David Carpenter, PA-C
One major difference between PA's and NP's is that (at least in california) NP's do not have to practice under the licensure of a physician but PA's do, and NP's contrary to what someone previously wrote can have a private practice. From all of the squabbling above it sounds like there are some insecure PA's out there.
Wow you very first post and you start by insulting PAs. I believe someone has misinfomed you!!
One of the major differences is the certification exam required every 6 years for PAs.

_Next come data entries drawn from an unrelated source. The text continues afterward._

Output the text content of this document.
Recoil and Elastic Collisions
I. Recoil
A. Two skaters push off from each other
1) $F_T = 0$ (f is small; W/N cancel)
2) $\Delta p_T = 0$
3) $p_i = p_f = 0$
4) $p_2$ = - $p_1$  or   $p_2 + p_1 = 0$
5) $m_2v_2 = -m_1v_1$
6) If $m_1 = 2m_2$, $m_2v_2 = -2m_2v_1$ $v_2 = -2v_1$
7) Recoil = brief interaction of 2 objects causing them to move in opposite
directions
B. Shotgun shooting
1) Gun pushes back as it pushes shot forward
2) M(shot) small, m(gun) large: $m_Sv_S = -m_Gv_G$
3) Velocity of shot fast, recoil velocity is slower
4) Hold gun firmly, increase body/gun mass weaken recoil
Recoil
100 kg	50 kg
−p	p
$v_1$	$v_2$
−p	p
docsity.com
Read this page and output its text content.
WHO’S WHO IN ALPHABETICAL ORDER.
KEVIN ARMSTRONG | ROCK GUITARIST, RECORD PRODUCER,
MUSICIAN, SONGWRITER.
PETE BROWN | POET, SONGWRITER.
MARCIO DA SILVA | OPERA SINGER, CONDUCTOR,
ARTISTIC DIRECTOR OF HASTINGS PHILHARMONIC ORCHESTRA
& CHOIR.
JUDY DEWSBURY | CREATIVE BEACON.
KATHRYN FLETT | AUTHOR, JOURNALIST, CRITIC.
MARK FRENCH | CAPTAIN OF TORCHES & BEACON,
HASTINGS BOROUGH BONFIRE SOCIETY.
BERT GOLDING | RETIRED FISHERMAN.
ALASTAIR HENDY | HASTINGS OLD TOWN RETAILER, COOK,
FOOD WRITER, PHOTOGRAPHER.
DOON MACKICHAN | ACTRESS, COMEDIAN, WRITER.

As I was thinking about this I have started to wonder how difficult can this test be? All PAs take the same exam offered every 6 years. A family practice PA, a dermatology PA, every PA no matter what their current practice setting. The PAs I know take a review course just before the exam and they all pass even though they have spent the past 20 years in orthopedics. What am I missing? Aren't these exams covering all the content areas from their PA education.
KimHFNP
40 Posts
I am not sure you understood what I was trying to say. Regardless of the amount of males/females in either field, the way NPs are educated is fundamentally different bc of the nursing model. For example, when in my NP program we would have a case study in class or on a test, etc, we had to include discourse on what the patient was feeling, on what the patient's social situation was, on whether the patient was able to pay, etc. Not only did we have to include it in our treatment plans, but it was worth a significant amount of our grade or our performance in class (probably 50% or more) As I said before, I am not saying that PAs are not as compassionate, but from what I understand about their educational experiences (and that is ALL I am commenting on here) more time is spent on the disease states and the physical situation of the patient than on the social situation of the patient, etc. And I am not passing judgement on which I think is a better way of educating. I think both are important. I am basing my information on PAs entirely on things I have heard, bc of course, I am not a PA, but an NP. If my information is incorrect, let me know. Also, NPs move around jobs constantly too. I have only been out of school for 2 years and everyone in my class is at least on their second job, if not their third already.